A VIZINHA SURFISTA
Eu morava numa
casa de esquina, de uma arquitetura um tanto quanto estranha, cujo charme era o
andar de cima, um amplo espaço onde coloquei minha oficina, o cavalete de
pintura, e minha escrivaninha.
O lugar era quase bom....
Quase, porque, no
outro lado da rua, um vizinho imbecil, mantinha
doze cachorros num corredor de uns vinte metros quadrados, que latiam
freneticamente, principalmente durante as noites. Fato que tornou minha vida um
inferno, porque o sujeito começou achar ruim das minhas reclamações. Acabei
processando o cara, porque ainda por cima ele me xingou de tudo quanto foi
nome, numa das vezes que reclamei. Mas como a justiça anda muito devagar, mudei
de lá antes do juiz mandar o cidadão me indenizar e se livrar dos cachorros.
Mas, o lugar era
bem gostoso... quando os cachorros não latiam.

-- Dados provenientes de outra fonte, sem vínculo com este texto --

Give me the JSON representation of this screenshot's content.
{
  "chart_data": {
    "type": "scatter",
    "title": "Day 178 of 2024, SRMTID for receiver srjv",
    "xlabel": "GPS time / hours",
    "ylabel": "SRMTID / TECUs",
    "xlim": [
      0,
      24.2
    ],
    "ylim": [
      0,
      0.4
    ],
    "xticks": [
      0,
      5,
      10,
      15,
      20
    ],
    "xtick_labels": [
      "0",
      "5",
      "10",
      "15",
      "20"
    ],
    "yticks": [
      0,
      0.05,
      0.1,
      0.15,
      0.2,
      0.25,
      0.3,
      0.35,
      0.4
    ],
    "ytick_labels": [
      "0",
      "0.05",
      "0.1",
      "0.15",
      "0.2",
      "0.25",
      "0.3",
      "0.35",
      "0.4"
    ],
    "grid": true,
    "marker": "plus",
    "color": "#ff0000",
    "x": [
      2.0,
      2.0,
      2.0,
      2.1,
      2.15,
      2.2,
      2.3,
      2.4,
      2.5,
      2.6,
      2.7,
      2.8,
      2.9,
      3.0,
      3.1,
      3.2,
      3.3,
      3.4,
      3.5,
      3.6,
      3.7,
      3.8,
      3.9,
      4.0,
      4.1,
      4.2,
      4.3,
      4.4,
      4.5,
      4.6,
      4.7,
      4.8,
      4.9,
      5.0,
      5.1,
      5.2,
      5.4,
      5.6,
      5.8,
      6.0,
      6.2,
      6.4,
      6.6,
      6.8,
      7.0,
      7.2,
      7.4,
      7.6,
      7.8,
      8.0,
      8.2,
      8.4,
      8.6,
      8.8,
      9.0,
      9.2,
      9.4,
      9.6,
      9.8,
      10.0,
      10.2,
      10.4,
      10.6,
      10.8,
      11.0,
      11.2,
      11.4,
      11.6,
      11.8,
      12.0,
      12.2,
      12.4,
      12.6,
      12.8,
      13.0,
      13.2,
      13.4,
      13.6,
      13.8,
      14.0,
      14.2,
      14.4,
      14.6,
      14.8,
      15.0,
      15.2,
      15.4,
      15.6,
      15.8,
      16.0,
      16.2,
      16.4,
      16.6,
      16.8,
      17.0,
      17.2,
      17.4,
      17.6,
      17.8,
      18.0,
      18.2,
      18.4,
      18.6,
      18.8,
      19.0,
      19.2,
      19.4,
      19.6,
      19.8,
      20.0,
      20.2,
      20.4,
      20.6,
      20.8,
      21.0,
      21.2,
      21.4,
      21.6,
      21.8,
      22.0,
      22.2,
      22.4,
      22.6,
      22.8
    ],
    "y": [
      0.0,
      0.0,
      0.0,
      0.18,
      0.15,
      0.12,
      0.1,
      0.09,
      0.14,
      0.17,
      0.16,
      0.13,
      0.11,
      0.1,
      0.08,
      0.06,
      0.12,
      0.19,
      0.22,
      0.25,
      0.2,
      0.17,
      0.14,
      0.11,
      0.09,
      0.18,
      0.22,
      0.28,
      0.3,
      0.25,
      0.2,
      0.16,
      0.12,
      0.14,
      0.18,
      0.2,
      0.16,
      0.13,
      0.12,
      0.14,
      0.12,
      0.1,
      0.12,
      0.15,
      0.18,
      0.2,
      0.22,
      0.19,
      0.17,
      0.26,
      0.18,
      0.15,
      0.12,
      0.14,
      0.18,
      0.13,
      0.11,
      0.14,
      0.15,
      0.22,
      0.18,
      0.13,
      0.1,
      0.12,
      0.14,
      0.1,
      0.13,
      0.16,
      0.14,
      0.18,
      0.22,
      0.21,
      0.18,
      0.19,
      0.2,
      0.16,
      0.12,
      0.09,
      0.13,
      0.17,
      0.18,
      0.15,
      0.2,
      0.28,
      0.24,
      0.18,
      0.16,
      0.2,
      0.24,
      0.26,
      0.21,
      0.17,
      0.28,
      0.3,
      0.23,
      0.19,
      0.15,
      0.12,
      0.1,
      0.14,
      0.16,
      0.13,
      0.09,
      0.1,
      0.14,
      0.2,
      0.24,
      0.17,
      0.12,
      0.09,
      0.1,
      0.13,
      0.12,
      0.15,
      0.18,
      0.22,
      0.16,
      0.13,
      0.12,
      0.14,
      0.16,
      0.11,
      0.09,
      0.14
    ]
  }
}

Eu passava praticamente todo tempo no agradabilíssimo terraço que
cercava parte desse andar superior, preparando as aulas para os cursos que estava
dando, lendo, pintando, ou simplesmente contemplando a maravilhosa Serra do Mar
com sua fabulosa mata atlântica, uma paisagem realmente linda. Quando a zoeira
canina apaziguava, o ruido do mar aumentava o meu deslumbramento.
A casa ficava na
esquina de uma rua larga dividida por um canteiro central, com outra que levava
até a praia, a um quarteirão de distância. E era justamente nessa esquina, onde
raramente passava algum carro, que alguns garotos da vizinhança vinham
brincar... tentavam empinar pipa, jogar bola... eram alguns meninos e menidas
de cinco a uns doze anos de idade. No jardimzinho da frente havia dois
coqueiros, sempre com frutos maduros, e às vezes eu levava algum para a
garotada. Bem... e no meio da história apareciam as mães, e tinha uma mãezinha
que era demais.
Era a Renata... A RENATA... !!!!
Ela era uma moça
de uns trinta anos linda linda linda. Esse tipo mestiço mistura de tudo, branco
negro índio... muito comum no nosso
litoral, olhos amendoados, boca carnuda, um corpo esguio e esse jeito muio
sensual das mulheres do pedaço.
Renata era
surfista, e sempre que ia à praia passava por lá. Quando a via, eu dava um
jeito de falar alguma coisinha, sei lá, do filho, do tempo, do mar, e às vezes
tentava contar alguma história interessante.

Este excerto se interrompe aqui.